Analysis

Controversy over Grok’s images: Uncertainty surrounds intermediary liability

Can a platform that enables an AI system invoke the legal protections designed for neutral digital intermediaries?

On 2 January 2026, the Ministry of Electronics and Information Technology (MeitY) issued a notice to X (formerly Twitter), after the platform was flooded with explicit and non-consensual AI-generated images attributed to Grok—a generative AI chatbot developed by the platform. The notice was in response to mass public criticism. 

The notice stated that the platform failed to “observe statutory due diligence obligations” mandated under Information Technology Act, 2000, (IT Act) and the Information Technology (Intermediary Guidelines and Digital Media Ethics Code) Rules, 2021. MeitY demanded a report detailing corrective actions undertaken by X and stated that non-compliance would result in the platform losing its immunity guaranteed under Section 79 of the IT Act.  

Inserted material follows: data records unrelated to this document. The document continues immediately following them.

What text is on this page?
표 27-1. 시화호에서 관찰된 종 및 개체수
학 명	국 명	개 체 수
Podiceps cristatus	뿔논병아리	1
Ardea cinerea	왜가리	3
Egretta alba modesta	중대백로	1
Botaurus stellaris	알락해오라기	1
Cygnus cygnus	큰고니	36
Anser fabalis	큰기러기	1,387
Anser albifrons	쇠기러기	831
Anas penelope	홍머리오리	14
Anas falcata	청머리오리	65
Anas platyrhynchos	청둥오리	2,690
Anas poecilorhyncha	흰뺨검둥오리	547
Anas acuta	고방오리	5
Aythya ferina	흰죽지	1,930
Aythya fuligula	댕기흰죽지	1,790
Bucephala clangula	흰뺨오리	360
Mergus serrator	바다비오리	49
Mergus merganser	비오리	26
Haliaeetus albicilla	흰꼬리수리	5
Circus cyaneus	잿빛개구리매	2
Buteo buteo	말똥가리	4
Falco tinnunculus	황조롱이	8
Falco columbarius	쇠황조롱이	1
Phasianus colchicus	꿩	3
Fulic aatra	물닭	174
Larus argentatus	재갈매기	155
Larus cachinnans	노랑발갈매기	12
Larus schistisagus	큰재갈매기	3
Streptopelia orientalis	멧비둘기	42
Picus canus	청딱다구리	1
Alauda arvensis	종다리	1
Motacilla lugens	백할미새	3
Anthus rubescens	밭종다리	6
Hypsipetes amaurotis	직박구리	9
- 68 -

The episode has brought to the forefront important questions regarding platform responsibility, post-Shreya Singhal judgement of the Supreme Court. 

Grok’s response

X acknowledged its mistake and the deficiencies in its oversight. It outlined its moderation mechanisms and the immediate actions taken, including removal of content and suspension of accounts. This did not satisfy the IT ministry which described the platform’s reply as “inadequate”.

The ministry sought details on post-facto enforcement and clarity on preventive mechanisms, particularly those embedded in Grok’s architecture, data inputs and filtering mechanism. This development reflects a deeper regulatory concern: making platforms accountable while preventing them from making systems that generate unlawful output.  This also reflects a core legal issue: did the platform take reasonable care to prevent such misuse in the first place? While reactive moderation may signal cooperation, it does not solve questions about structural safeguards. 

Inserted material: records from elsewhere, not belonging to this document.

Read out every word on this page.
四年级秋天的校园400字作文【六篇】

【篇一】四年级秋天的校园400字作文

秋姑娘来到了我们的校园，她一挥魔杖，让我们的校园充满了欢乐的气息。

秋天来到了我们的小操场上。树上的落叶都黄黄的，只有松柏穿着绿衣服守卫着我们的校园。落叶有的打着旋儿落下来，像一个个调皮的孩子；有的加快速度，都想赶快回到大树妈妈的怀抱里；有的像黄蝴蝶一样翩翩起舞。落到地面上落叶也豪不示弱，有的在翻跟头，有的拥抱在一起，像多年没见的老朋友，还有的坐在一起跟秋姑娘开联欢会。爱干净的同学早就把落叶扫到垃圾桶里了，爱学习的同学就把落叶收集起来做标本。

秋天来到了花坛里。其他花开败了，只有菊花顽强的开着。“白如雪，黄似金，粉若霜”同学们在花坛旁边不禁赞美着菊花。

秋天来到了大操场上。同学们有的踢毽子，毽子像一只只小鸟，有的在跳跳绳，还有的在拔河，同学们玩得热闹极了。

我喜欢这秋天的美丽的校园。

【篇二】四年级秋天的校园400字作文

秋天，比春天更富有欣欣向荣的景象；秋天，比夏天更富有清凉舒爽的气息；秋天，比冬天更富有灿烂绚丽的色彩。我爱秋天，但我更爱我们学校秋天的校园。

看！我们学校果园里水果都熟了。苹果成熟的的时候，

Shrinking safe harbour protection? 

Section 79 of the IT Act provides a form of legal immunity to intermediaries for third-party content transmitted or hosted on their platforms. However, this protection is conditional as it presumes that intermediaries neither initiate, modify, nor select the recipients of such content i.e. the platforms are functionally passive. 

Judicial interpretation has reinforced this understanding. In MySpace Inc. v Super Cassettes Industries (2016) and Christian Louboutin SAS v Nakul Bajaj (2018), the Delhi High Court distinguished passive intermediaries from the proactive ones. . Immunity may be forfeited in the latter. 

Such a framework is challenged by generative AI systems. While users, in this case X users, may add prompts, the output is shaped by internal model configurations, training data and policy filters—each of which is controlled by the platform.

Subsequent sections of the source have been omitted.